Unfortunately, FJ has just found out about a new tax that will be assessed next year on farms used as ski training camps. Upon careful reading of the law, however, he discovers that the official definition of a ski camp requires the difference between the highest and lowest hill on his property to be strictly larger than 17. Therefore, if he shortens his tallest hills and adds mass to increase the height of his shorter hills, FJ can avoid paying the tax as long as the new difference between the highest and lowest hill is at most 17.

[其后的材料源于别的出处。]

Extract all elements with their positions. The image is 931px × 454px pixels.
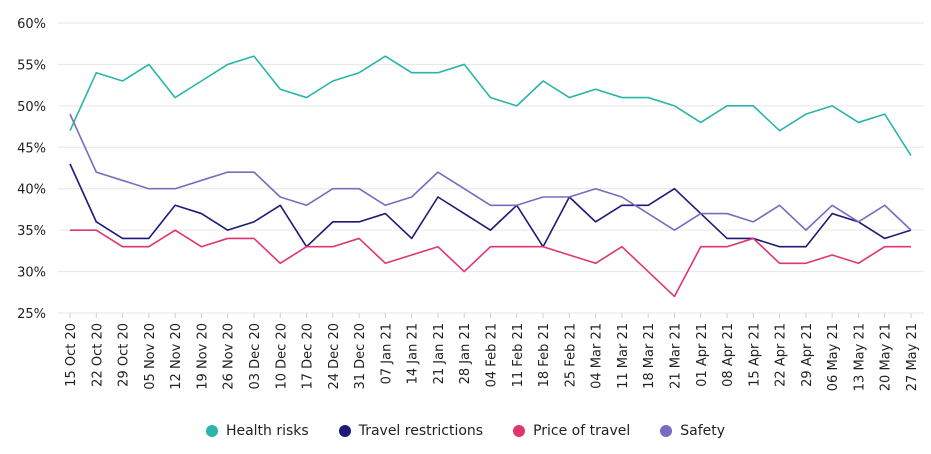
legend-item-travel-restrictions: Travel restrictions bbox=[338, 423, 484, 439]
x-tick-label: 22 Oct 20 bbox=[90, 323, 105, 387]
x-tick-label: 11 Mar 21 bbox=[616, 323, 631, 389]
legend-marker bbox=[205, 425, 218, 437]
legend-item-safety: Safety bbox=[660, 423, 725, 439]
x-tick-label: 03 Dec 20 bbox=[248, 323, 263, 390]
x-tick-label: 04 Feb 21 bbox=[485, 323, 500, 387]
x-tick-label: 31 Dec 20 bbox=[353, 323, 368, 390]
series-lines bbox=[69, 55, 912, 298]
series-line-travel-restrictions bbox=[69, 163, 912, 248]
grid-lines bbox=[58, 22, 924, 314]
legend-marker bbox=[660, 425, 673, 437]
legend: Health risks Travel restrictions Price of … bbox=[0, 418, 931, 444]
series-line-price-of-travel bbox=[70, 229, 911, 298]
x-tick-label: 21 Mar 21 bbox=[668, 323, 683, 389]
x-tick-label: 05 Nov 20 bbox=[143, 323, 158, 390]
series-line-health-risks bbox=[69, 55, 912, 156]
legend-item-price-of-travel: Price of travel bbox=[513, 423, 630, 439]
x-tick-label: 08 Apr 21 bbox=[721, 323, 736, 387]
x-tick-label: 15 Apr 21 bbox=[747, 323, 762, 387]
x-tick-label: 26 Nov 20 bbox=[222, 323, 237, 390]
x-tick-label: 11 Feb 21 bbox=[511, 323, 526, 387]
y-tick-label: 55% bbox=[17, 58, 46, 73]
legend-item-health-risks: Health risks bbox=[205, 423, 309, 439]
x-tick-label: 14 Jan 21 bbox=[406, 323, 421, 384]
x-tick-label: 12 Nov 20 bbox=[169, 323, 184, 390]
x-tick-label: 22 Apr 21 bbox=[774, 323, 789, 387]
x-tick-label: 15 Oct 20 bbox=[64, 323, 79, 387]
x-tick-label: 18 Mar 21 bbox=[642, 323, 657, 389]
x-tick-label: 27 May 21 bbox=[905, 323, 920, 391]
x-tick-label: 24 Dec 20 bbox=[327, 323, 342, 390]
x-tick-label: 29 Oct 20 bbox=[117, 323, 132, 387]
y-tick-label: 25% bbox=[17, 307, 46, 322]
y-tick-label: 35% bbox=[17, 224, 46, 239]
x-tick-label: 10 Dec 20 bbox=[274, 323, 289, 390]
y-axis: 25% 30% 35% 40% 45% 50% 55% 60% bbox=[17, 17, 46, 322]
series-line-safety bbox=[69, 113, 912, 231]
x-axis: 15 Oct 20 22 Oct 20 29 Oct 20 05 Nov 20 12 N… bbox=[64, 313, 920, 391]
y-tick-label: 60% bbox=[17, 17, 46, 32]
legend-label: Safety bbox=[680, 423, 726, 439]
legend-marker bbox=[338, 425, 351, 437]
legend-marker bbox=[513, 425, 526, 437]
x-tick-label: 07 Jan 21 bbox=[379, 323, 394, 384]
x-tick-label: 17 Dec 20 bbox=[301, 323, 316, 390]
x-tick-label: 25 Feb 21 bbox=[563, 323, 578, 387]
x-tick-label: 01 Apr 21 bbox=[695, 323, 710, 387]
x-tick-label: 06 May 21 bbox=[826, 323, 841, 391]
legend-label: Price of travel bbox=[533, 423, 631, 439]
x-tick-label: 19 Nov 20 bbox=[195, 323, 210, 390]
y-tick-label: 45% bbox=[17, 141, 46, 156]
y-tick-label: 30% bbox=[17, 266, 46, 281]
x-tick-label: 20 May 21 bbox=[879, 323, 894, 391]
x-tick-label: 29 Apr 21 bbox=[800, 323, 815, 387]
legend-label: Health risks bbox=[225, 423, 309, 439]
x-tick-label: 13 May 21 bbox=[852, 323, 867, 391]
legend-label: Travel restrictions bbox=[358, 423, 484, 439]
x-tick-label: 04 Mar 21 bbox=[590, 323, 605, 389]
x-tick-label: 21 Jan 21 bbox=[432, 323, 447, 384]
x-tick-label: 18 Feb 21 bbox=[537, 323, 552, 387]
y-tick-label: 50% bbox=[17, 100, 46, 115]
x-tick-label: 28 Jan 21 bbox=[458, 323, 473, 384]
y-tick-label: 40% bbox=[17, 183, 46, 198]
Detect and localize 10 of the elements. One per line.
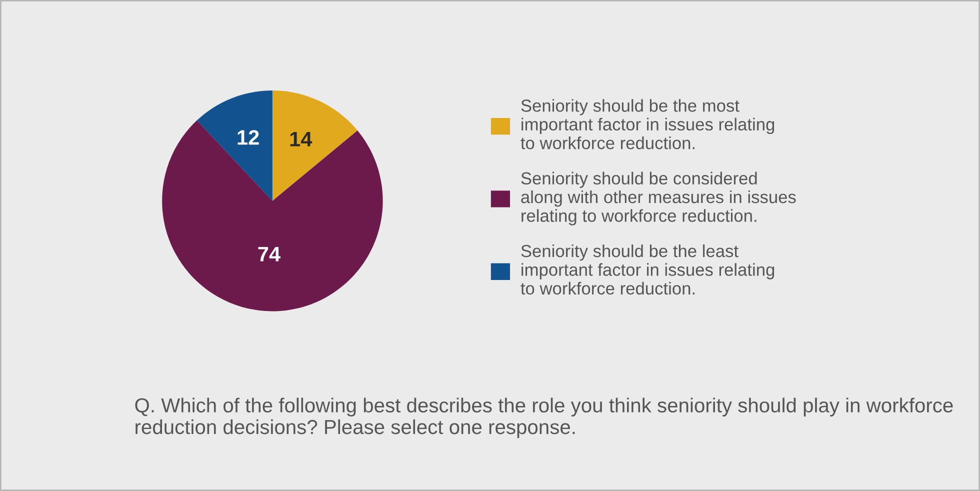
text: Q. Which of the following best describes the role you think seniority should play in workforce reduction decisions? Please select one response. [135, 398, 953, 438]
legend-label: Seniority should be the least important factor in issues relating to workforce reduction. [520, 244, 774, 295]
pie-slice [162, 120, 383, 312]
legend-label: Seniority should be considered along with other measures in issues relating to workforce reduction. [521, 172, 796, 226]
data-label: 14 [290, 132, 312, 146]
pie-slice [196, 90, 272, 201]
data-label: 74 [258, 246, 280, 262]
pie-slice [272, 90, 358, 201]
data-label: 12 [238, 130, 259, 145]
legend-label: Seniority should be the most important factor in issues relating to workforce reduction. [520, 99, 774, 150]
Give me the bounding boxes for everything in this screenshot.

If it costs x^2 units of money to change the height of a hill by x units, what is the minimum amount of money FJ will need to pay? FJ is only willing to change the height of each hill by an integer amount.
PROGRAM NAME: skidesign
INPUT FORMAT:
| Line 1: | The integer N. |
| Lines 2..1+N: | Each line contains the elevation of a single hill. |
SAMPLE INPUT (file skidesign.in):
5 20 4 1 24 21
INPUT DETAILS:
FJ's farm has 5 hills, with elevations 1, 4, 20, 21, and 24.
OUTPUT FORMAT:
The minimum amount FJ needs to pay to modify the elevations of his hills so the difference between largest and smallest is at most 17 units.| Line 1: |
SAMPLE OUTPUT (file skidesign.out):
18
OUTPUT DETAILS:
FJ keeps the hills of heights 4, 20, and 21 as they are. He adds mass to the hill of height 1, bringing it to height 4 (cost = 3^2 = 9). He shortens the hill of height 24 to height 21, also at a cost of 3^2 = 9.
分析
提交代码
/*
ID:
PROG: skidesign
LANG: C++
*/
#include <fstream>
#include <iostream>
#include <algorithm>
#include <vector>
#include <limits.h>
using namespace std;
int main()
{
ifstream fin("skidesign.in");
ofstream fout("skidesign.out");
int N; fin >> N;
vector<int> hills(N);
for (int i=0;i!=N;i++)
{
fin >> hills[i];
}
sort(hills.begin(),hills.end());
int low = hills[0];
int high = hills[N-1];
int mincost = INT_MAX;
for (int i=low;i<=high-17;i++)
{
int cost = 0;
int current_high = i + 17;
for (int j=0;j!=N;j++)
{
if(hills[j] < i)
{
cost += (i - hills[j]) * (i - hills[j]);
}
else if(hills[j] > current_high)
{
cost += (hills[j] - current_high) * (hills[j] - current_high);
}
}
mincost = cost < mincost? cost : mincost;
}
fout << mincost << endl;
return 0;
}提交结果
TASK: skidesign LANG: C++ Compiling... Compile: OK Executing... Test 1: TEST OK [0.008 secs, 3504 KB] Test 2: TEST OK [0.008 secs, 3504 KB] Test 3: TEST OK [0.008 secs, 3504 KB] Test 4: TEST OK [0.005 secs, 3504 KB] Test 5: TEST OK [0.008 secs, 3504 KB] Test 6: TEST OK [0.005 secs, 3504 KB] Test 7: TEST OK [0.011 secs, 3504 KB] Test 8: TEST OK [0.011 secs, 3504 KB] Test 9: TEST OK [0.005 secs, 3504 KB] Test 10: TEST OK [0.005 secs, 3504 KB] All tests OK.
官方提供的参考答案
#include <fstream>
using namespace std;
int n,hills[1000];
int main()
{
ifstream fin("skidesign.in");
fin >> n;
for (int i=0; i<n; i++)
fin >> hills[i];
fin.close();
// brute-force search
// try all elevation intervals from (0,17) to (83,100)
int mincost=1000000000;
for (int i=0; i<=83; i++)
{
// calculate the cost for elevation interval (i,i+17)
int cost=0,x;
for (int j=0; j<n; j++)
{
// if hill is below the interval
if (hills[j]<i)
x=i-hills[j];
// if hill is above the interval
else if (hills[j]>i+17)
x=hills[j]-(i+17);
// if hill is int the interval
else
x=0;
cost+=x*x;
}
// update the minimum cost
mincost=min(mincost,cost);
}
ofstream fout("skidesign.out");
fout << mincost << "\n";
fout.close();
}相比本文的思路,官方给出的答案并没有求出输入数据的最大值和最小值,而是直接将最低值设为0~83之间求取所有可能的处理成本。由于这样可以减少求取输入数据极值的过程,在数据量较大的时候会有一定的优势。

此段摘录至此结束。